App note AN009 could use some updating
frank freedman
Posts: 1,983
This may be a bit controversial coming on the heels of another thread suggesting document updates, but I was just looking for information on prop timing and google naturally popped up AN009, Code ExecutionTime on the P8X32A. While it mentions counting up cycle times, it does not say anything about the cycles used for accessing the hub, no info regarding best case and worst case and how to determine these. Yes, it is in the main documents, but the point of this app note is to simplify and unify the information in a more accessible format rather than having to sift it out of the pages of the manuals, because it may be more asked for material than other things. So, I guess my lazy @$$ needs to go through the forums and docs to get this information. Oh, well, gripe, gripe, gripe................
Comments
Technique 1 tells you the difficult way, which is to understand all the internals of the processor and manually add up the assembly instruction times. Which is intensive.
Technique 2 tells you that there is a system counter that you can use to find out how many ticks went by between two points.
Technique 3 tells you that you can always toggle an output pin and use an external oscilloscope.
I disagree that this application note needs to go into the nitty gritty detail of how the processor works to try and manually add up the instruction times with all of the gotchas and waits. The point it was making is that, yes you can add up assembly instruction times to max out performance, but that no parallax is not going to give exact execution times of spin instructions.
The Propeller V1.2 manual on pages 24-25 explains your questions well enough that it need not be explained again in some other document.
If I find myself accessing the same thing over and over again, I either print to PDF a shortened page range or print a hardcopy to write handwritten notes on.
Then to paraphrase:
The window will come around every 16 clock cycles. Since the hub instruction took 8 clock cycles to execute after it waited the 0 to 15 clock cycles for the access window, there are now 8 clock cycles remaining before the next window.
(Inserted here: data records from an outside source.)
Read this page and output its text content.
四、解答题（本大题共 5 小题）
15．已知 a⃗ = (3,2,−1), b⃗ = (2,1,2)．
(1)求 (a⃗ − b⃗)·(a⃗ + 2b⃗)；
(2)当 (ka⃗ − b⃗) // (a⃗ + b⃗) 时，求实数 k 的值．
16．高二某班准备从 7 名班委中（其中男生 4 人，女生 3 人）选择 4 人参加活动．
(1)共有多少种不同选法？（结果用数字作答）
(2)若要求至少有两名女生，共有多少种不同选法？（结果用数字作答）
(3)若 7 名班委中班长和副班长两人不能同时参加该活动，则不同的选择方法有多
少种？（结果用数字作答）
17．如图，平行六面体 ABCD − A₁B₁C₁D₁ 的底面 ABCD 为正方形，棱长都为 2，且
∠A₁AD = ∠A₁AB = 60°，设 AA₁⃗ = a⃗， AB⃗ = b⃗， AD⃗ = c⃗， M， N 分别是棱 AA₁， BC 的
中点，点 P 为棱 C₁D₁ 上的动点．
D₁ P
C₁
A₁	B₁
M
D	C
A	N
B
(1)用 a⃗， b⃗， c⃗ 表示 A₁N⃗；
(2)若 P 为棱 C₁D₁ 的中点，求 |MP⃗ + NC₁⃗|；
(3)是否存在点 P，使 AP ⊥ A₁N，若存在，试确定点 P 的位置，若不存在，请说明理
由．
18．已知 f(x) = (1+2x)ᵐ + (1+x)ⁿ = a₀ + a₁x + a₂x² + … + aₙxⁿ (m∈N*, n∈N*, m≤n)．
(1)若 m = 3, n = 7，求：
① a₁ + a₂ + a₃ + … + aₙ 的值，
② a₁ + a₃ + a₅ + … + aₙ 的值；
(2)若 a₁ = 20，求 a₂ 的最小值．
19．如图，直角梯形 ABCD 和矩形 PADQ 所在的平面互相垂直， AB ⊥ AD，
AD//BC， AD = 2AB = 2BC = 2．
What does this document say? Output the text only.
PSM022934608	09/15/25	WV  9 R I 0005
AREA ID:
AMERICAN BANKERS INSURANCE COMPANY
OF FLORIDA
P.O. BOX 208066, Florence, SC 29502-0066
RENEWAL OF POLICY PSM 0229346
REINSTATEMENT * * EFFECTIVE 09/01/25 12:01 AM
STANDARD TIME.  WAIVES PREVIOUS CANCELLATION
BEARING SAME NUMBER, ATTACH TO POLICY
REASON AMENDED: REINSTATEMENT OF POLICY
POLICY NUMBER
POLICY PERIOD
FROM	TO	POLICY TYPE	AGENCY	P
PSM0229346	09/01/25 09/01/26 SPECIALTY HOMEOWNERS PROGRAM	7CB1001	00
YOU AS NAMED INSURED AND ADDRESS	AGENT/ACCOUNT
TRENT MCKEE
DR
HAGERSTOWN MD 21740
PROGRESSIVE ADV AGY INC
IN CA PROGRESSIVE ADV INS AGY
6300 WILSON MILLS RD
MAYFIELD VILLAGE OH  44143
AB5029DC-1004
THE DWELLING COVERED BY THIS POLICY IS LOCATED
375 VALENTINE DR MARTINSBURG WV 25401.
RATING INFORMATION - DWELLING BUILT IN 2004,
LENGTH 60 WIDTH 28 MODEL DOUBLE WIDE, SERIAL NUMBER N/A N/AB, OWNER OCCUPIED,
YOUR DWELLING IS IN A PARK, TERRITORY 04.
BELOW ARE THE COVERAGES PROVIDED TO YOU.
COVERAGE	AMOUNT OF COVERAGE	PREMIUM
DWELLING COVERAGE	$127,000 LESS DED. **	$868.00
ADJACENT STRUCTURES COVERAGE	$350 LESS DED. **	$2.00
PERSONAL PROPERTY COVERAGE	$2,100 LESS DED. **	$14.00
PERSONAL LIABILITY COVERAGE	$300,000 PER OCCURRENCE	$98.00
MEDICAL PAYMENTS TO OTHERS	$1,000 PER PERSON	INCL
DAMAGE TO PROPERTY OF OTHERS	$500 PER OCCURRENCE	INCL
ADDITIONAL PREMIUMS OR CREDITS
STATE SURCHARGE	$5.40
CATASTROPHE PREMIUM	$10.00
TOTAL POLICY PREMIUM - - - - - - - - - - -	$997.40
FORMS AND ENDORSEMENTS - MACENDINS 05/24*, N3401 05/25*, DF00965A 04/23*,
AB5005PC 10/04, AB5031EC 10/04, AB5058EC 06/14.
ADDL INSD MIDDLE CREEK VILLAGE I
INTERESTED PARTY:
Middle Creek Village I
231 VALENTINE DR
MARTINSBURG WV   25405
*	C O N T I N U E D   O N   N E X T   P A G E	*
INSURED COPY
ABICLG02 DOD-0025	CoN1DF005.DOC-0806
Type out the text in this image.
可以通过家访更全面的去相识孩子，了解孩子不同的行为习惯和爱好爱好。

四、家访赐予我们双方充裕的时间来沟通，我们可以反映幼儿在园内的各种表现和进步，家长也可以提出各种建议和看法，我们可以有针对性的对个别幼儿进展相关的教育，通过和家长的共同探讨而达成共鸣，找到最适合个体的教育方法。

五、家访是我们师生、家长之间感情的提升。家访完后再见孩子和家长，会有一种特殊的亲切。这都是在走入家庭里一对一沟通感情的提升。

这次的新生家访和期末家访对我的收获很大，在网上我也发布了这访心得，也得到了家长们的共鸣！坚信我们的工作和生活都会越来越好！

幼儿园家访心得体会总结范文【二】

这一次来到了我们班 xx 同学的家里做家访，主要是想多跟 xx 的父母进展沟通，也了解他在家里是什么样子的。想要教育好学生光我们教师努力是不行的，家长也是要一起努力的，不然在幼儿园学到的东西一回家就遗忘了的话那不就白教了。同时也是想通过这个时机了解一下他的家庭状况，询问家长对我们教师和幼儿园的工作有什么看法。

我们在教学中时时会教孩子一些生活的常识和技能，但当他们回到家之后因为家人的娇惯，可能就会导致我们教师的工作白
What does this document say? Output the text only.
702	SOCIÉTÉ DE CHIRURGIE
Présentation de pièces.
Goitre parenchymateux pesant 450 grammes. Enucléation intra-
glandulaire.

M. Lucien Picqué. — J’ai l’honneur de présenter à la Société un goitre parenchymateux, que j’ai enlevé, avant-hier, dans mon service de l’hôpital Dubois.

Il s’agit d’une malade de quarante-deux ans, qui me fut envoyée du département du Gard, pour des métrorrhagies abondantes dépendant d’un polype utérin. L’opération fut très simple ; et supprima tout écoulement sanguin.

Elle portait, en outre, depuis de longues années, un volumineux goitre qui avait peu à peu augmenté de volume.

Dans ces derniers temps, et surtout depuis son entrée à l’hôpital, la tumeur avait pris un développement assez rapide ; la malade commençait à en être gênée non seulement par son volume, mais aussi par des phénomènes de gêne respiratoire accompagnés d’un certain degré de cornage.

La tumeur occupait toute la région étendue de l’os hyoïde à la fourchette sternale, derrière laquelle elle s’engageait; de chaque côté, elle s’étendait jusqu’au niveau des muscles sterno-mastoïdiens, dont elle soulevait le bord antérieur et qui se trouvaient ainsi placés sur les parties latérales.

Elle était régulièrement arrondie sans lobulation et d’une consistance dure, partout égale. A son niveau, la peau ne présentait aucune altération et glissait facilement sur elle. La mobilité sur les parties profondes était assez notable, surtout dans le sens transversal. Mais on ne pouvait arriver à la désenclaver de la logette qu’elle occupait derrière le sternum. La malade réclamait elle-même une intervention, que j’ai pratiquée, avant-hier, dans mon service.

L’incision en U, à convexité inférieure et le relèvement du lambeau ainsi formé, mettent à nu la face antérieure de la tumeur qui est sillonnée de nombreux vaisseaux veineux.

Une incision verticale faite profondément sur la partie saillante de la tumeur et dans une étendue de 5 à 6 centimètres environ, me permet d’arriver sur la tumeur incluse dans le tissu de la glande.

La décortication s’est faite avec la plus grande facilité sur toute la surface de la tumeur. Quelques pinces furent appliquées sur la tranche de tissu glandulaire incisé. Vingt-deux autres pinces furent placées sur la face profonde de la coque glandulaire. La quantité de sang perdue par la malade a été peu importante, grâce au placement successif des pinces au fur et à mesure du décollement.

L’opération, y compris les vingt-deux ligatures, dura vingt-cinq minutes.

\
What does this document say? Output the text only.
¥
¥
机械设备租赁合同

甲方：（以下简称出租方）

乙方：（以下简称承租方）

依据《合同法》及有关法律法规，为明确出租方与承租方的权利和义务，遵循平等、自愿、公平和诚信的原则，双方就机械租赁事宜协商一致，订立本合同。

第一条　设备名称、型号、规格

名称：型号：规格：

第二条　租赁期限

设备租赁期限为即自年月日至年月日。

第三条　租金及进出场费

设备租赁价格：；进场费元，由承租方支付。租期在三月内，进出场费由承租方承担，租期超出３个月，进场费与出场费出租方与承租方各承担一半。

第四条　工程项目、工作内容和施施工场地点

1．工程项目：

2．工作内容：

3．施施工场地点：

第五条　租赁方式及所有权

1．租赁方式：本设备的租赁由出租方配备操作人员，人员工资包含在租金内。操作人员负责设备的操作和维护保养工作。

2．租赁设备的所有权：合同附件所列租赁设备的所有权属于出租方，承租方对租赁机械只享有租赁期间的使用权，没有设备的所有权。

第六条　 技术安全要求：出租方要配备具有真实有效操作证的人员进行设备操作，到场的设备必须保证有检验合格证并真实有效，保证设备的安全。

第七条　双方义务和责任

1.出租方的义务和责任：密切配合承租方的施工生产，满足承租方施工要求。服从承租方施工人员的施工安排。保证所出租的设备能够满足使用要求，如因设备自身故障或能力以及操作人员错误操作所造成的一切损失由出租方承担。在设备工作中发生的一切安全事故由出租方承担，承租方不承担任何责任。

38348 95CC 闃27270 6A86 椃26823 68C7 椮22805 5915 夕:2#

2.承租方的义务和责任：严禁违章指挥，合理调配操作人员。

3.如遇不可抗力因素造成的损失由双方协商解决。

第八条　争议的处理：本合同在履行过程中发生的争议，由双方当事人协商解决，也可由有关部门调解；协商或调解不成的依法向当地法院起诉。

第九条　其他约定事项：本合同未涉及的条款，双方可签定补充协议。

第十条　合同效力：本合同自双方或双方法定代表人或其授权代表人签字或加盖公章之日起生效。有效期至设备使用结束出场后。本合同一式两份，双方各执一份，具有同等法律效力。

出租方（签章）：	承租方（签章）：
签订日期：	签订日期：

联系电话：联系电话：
How many normal instructions sandwiched in-between another hub instruction will again affect how long the wait is.
Another hub instruction immediately after the first could be considered wasteful if performance is needed, because the cog will sit there and wait (8 clock cycles) for the access window to come around again. Since the other instructions are a minimum of 4 clocks, you could effectively fit at most two instructions between hub instructions before bumping up to the next access window.
To skip one hub access window, 16 clock cycles * 2 = 32 clock cycles. 32 - 8 for the hub instruction = 24 remaining. Then 24 clock cycles / 4 clocks per instruction = room for 6 normal non-hub instructions. So from 3 to 6 of the 4-clock instructions between hub access instructions will cause this access pattern.
Then the next would be 7 to 10 of the 4-clock instructions.
But then there are more gotchas because some instructions will take 8 cycles instead of 4 conditionally. And other instructions are indeterminate because they are wait instructions. To know all of that and get a perfect count requires a complete understanding of the processor. But even a perfect ideal understanding would be wrong, because people like kuroneko have been eeking out timing differences between what physical cog is running the code, in relation to the wait instructions and timers. But oh darn, at most it's only a few clock cycles different.
To me it doesn't seem appropriate to go to this degree in an application note. Using techniques 2 and 3 of the app note would tell you how long a particular chunk of code would take to execute, if it mattered and had to be precisely measured.